8. Peter Hammill – Fool’s Mate 
A surreal vision, rich in incident and detail. Makes a convincing case for the LP sleeve as a work of art in itself, though part of the pleasure lies in spotting the literal and imaginative allusions to the songs within. The album is a masterpiece too, incidentally. Paul Whitehead is the artist responsible.   



9. Genesis – Nursery Cryme 
Ha! Paul Whitehead again. Indeed Paul Whitehead is to early Genesis what Neon Park is to Little Feat. This is rougher in handling than Fool’s Mate, and has the proper English morbidity, straddling the line – to an endless horizon! – between surrealism and outsider art. Whitehead designed one more Van der Graaf masterwork, Pawn Hearts, but fatigue was definitely setting in with Foxtrot



10. Jackson Heights – Ragamuffins Fool 
Ragamuffin is the innocence to the experience of its successor, Bump n’ Grind.



  
11. Cat Stevens – Tea for the Tillerman 

No album was so profound or sensitive as a Cat Stevens album in 1970, and no sleeve illustration was as innocently enchanting as Stevens’ own painting for Tea For the Tillerman




12. Yes – Fragile 
Roger Dean was by this time literally creating and destroying worlds, the Galactacus of rock cover art.




13. Caravan – In the Land of Grey and Pink
The fairyland panorama was a popular stand-by of  prog-rock, and this is one of the better examples. 




14. Tyrannosaurus Rex – My People Were Fair 
A tender embarrassment, which we might overlook for a mint copy.

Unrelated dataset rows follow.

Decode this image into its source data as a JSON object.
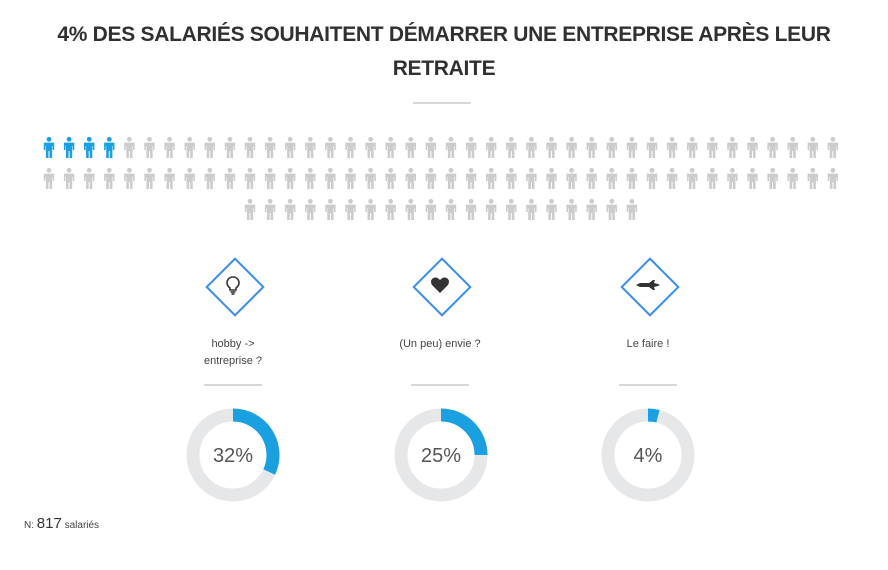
{
  "title_lines": [
    "4% DES SALARIÉS SOUHAITENT DÉMARRER UNE ENTREPRISE APRÈS LEUR",
    "RETRAITE"
  ],
  "colors": {
    "accent": "#1aa0e0",
    "icon_border": "#3a8ee6",
    "inactive": "#cccccc",
    "track": "#e6e7e8",
    "text": "#444444"
  },
  "chart_data": [
    {
      "type": "pictogram",
      "title": "4% DES SALARIÉS SOUHAITENT DÉMARRER UNE ENTREPRISE APRÈS LEUR RETRAITE",
      "total": 100,
      "highlighted": 4,
      "unit_icon": "person-icon"
    },
    {
      "type": "pie",
      "style": "donut",
      "categories": [
        "hobby -> entreprise ?",
        "(Un peu) envie ?",
        "Le faire !"
      ],
      "icons": [
        "lightbulb-icon",
        "heart-icon",
        "rocket-icon"
      ],
      "values": [
        32,
        25,
        4
      ],
      "labels": [
        "32%",
        "25%",
        "4%"
      ],
      "unit": "%"
    }
  ],
  "items": [
    {
      "icon": "lightbulb-icon",
      "label_lines": [
        "hobby ->",
        "entreprise ?"
      ],
      "value": 32,
      "value_label": "32%"
    },
    {
      "icon": "heart-icon",
      "label_lines": [
        "(Un peu) envie ?"
      ],
      "value": 25,
      "value_label": "25%"
    },
    {
      "icon": "rocket-icon",
      "label_lines": [
        "Le faire !"
      ],
      "value": 4,
      "value_label": "4%"
    }
  ],
  "footer": {
    "prefix": "N:",
    "count": "817",
    "suffix": "salariés"
  }
}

This is outside our time frame, 1968, but included because it still resonated in school playgrounds circa ’70-’73, partly due to the all conquering success of T. Rex. Too callow to comprehend the scale of Marc Bolan’s archness, we gaped in wonderment at the full title, My People Were Fair and Had Sky in Their Hair… But Now They’re Content to Wear Stars on Their Brows, and marvelled at the matching profundity of the cover art, which looks singularly cack-handed now.    




15. Khan – Space Shanty
Something to do with Steve Hillage. Space was definitely the place in 1972, and this served well enough until I discovered Sun Ra several years later.